The issue is the press blackout that wasn't.  I've never understood progressives' fascination with Dean, who is neither progressive nor fascinating.  Okay, I take that back.  He is fascinating.  In precisely the same way as President Bush.  Both are arrogant, secretive and authoritarian, hiding behind an image and calling foul whenever someone questions their unbounded authority.

But this is the final straw, the nail in the coffin, the end so final that it requires cliche.  Dean would dare to appear in a forum named for a great champion of open-meetings laws and forbid the press even to "paraphrase" his statements?  We are led by a man so afraid of the press that he'll go to absurd lengths to protect himself from them.  How, exactly, is this different from Bush's own fear of the White House Briefing Room?  Sure, I understand why Dean's afraid.  He knows that if he slips up and says something monumentally stupid (and he's smart enough to know that he probably will) the press will run the hell out of it.  He knows he's up against the articulate and intellectually staggering Richard Perle.  So why not show utter contempt for the press by barring them from covering the story?

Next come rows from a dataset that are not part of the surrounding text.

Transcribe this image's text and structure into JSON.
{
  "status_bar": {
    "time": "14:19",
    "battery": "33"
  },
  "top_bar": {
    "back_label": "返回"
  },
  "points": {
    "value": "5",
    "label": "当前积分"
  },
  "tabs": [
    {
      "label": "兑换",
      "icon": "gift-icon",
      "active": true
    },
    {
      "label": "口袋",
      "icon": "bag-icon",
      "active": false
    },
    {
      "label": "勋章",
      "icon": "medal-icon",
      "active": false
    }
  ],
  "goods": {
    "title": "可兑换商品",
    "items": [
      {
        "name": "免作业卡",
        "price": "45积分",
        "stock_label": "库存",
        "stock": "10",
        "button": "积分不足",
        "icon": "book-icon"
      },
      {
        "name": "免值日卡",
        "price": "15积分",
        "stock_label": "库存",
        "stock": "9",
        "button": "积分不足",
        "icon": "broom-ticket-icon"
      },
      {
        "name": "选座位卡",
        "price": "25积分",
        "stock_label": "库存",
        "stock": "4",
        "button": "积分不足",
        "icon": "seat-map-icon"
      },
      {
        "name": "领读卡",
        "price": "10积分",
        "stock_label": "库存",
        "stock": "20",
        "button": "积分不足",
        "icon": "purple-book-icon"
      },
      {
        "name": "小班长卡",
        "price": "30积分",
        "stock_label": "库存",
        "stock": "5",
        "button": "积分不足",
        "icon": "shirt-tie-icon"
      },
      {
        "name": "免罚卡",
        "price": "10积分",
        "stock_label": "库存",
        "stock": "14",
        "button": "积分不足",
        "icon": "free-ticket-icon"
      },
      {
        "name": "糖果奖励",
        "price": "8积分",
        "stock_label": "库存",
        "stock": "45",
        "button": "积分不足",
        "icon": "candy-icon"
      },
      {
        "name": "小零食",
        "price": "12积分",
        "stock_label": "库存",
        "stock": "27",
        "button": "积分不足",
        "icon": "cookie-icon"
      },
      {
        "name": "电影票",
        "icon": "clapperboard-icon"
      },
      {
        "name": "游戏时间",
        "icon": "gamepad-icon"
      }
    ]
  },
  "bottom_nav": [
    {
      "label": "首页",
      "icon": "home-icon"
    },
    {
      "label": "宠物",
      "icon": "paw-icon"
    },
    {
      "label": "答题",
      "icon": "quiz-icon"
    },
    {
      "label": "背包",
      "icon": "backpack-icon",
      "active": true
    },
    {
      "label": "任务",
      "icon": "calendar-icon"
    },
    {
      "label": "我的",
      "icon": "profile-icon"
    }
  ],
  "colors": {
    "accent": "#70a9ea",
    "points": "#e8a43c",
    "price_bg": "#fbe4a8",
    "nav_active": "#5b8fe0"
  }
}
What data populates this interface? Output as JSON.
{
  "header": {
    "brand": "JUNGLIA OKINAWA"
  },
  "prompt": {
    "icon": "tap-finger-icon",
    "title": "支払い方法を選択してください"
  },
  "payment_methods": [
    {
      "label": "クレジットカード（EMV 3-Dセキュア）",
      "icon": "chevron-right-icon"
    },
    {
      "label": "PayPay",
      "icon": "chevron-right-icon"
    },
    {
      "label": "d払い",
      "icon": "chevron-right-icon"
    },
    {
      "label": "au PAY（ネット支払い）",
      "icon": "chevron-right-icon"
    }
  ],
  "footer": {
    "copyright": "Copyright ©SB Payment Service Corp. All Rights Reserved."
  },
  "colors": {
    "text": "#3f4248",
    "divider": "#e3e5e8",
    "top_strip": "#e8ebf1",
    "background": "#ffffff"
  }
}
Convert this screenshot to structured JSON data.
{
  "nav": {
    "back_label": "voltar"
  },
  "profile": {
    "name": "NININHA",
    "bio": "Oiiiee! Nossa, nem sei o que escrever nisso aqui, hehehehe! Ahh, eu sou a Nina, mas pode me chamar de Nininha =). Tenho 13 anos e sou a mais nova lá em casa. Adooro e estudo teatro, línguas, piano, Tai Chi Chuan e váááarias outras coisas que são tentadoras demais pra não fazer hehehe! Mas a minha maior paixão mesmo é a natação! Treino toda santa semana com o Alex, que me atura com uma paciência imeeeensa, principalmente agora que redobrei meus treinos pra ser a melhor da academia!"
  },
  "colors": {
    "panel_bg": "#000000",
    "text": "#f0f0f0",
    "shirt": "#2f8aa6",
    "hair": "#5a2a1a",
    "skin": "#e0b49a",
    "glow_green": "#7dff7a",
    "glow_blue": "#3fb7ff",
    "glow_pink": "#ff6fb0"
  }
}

But, not only does his maneuver stink of the petty despot that lurks in his shrivelled grey heart, but it was also incompetent.  He had to backpedal and let them cover it anyway.  He must have realized, at some point, that the story was going to be about the blackout itself.  That Perle would be quoted at length, with no rebuttal from Dean, even in paraphrase, while the story would end with "Chairman Dean asked that his statements not be quoted."

Progressives should be ashamed to have supported this man.  The party shold be ashamed to have promoted him.  And our politicians should fear what horrific damage this man is about to do to our chances of electoral victory.